Keep Your Identity

February 05, 2023 | Jess Rainer

Passage: 1 Peter 2:11-12

Losing $1,000 as a bank teller  - realization that the money was stolen.  Fraud was a regular occurrence at the bank I worked at. I should have known better.  I got comfortable and let my guard down; it cost me (and the bank) greatly.  We get a warning today in Peter’s letter.  Don’t let your guard down as a Christ-follower.  We can’t let our guard down because there is a war being wages against our souls.  So far in our Sermon Series: Hope Fully, Peter has been laying the foundation for what it means to have hope in Jesus.  I’ll keep repeating this as long as we are in this letter: hope is not a wishful thinking.  Hope is an assurance and longing for what’s to come.  Namely, Jesus coming back and completing God’s redemptive plan.  When we begin a relationship with Jesus, we are given a hope that is unshakeable.  We are to hold on to that hope, make sure it has the right characteristics, and make sure it’s in the right environment to grow.  Last week, we saw the hope that comes from our relationship with Jesus is what makes this life make sense.  Today we will see the reason that Peter is building this understanding of who we are and what we have is because Satan is going to do whatever he can to disrupt our hope and our identity.  Today, Peter begins a new section of his letter.  In just two short verses, Peter sets the tone for the next two chapters.  I want us to pause and look at these two verses.  Here’s what we see today:  Battle to keep your identity in Jesus.

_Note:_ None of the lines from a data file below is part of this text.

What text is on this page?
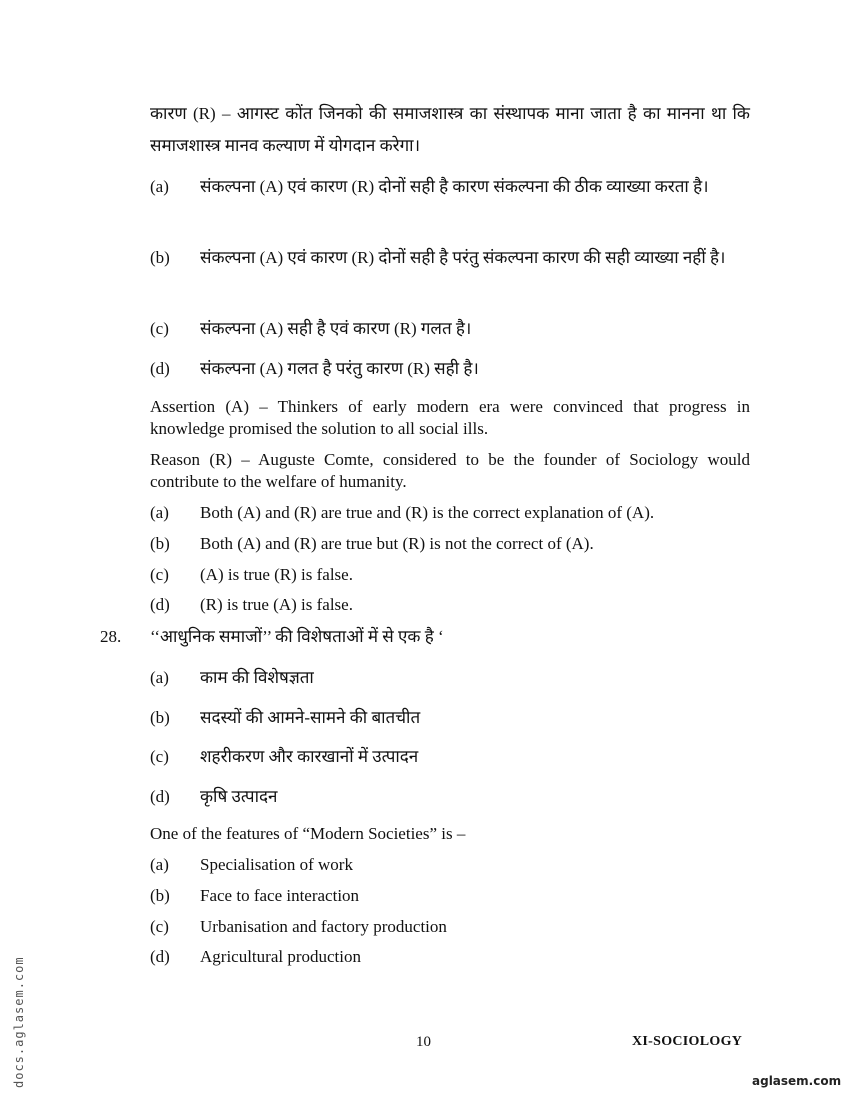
कारण (R) – आगस्ट कोंत जिनको की समाजशास्त्र का संस्थापक माना जाता है का मानना था कि समाजशास्त्र मानव कल्याण में योगदान करेगा।
(a) संकल्पना (A) एवं कारण (R) दोनों सही है कारण संकल्पना की ठीक व्याख्या करता है।
(b) संकल्पना (A) एवं कारण (R) दोनों सही है परंतु संकल्पना कारण की सही व्याख्या नहीं है।
(c) संकल्पना (A) सही है एवं कारण (R) गलत है।
(d) संकल्पना (A) गलत है परंतु कारण (R) सही है।
Assertion (A) – Thinkers of early modern era were convinced that progress in knowledge promised the solution to all social ills.
Reason (R) – Auguste Comte, considered to be the founder of Sociology would contribute to the welfare of humanity.
(a) Both (A) and (R) are true and (R) is the correct explanation of (A).
(b) Both (A) and (R) are true but (R) is not the correct of (A).
(c) (A) is true (R) is false.
(d) (R) is true (A) is false.
28. ‘‘आधुनिक समाजों’’ की विशेषताओं में से एक है ‘
(a) काम की विशेषज्ञता
(b) सदस्यों की आमने-सामने की बातचीत
(c) शहरीकरण और कारखानों में उत्पादन
(d) कृषि उत्पादन
One of the features of “Modern Societies” is –
(a) Specialisation of work
(b) Face to face interaction
(c) Urbanisation and factory production
(d) Agricultural production
10	XI-SOCIOLOGY
docs.aglasem.com	aglasem.com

1Peter 2:11-12 [ESV] 11 Beloved, I urge you as sojourners and exiles to abstain from the passions of the flesh, which wage war against your soul. 12 Keep your conduct among the Gentiles honorable, so that when they speak against you as evildoers, they may see your good deeds and glorify God on the day of visitation.

In these 2 verses, we see three ways we can battle to keep our identity.  Here’s the first one: Battle to keep God supreme in your life.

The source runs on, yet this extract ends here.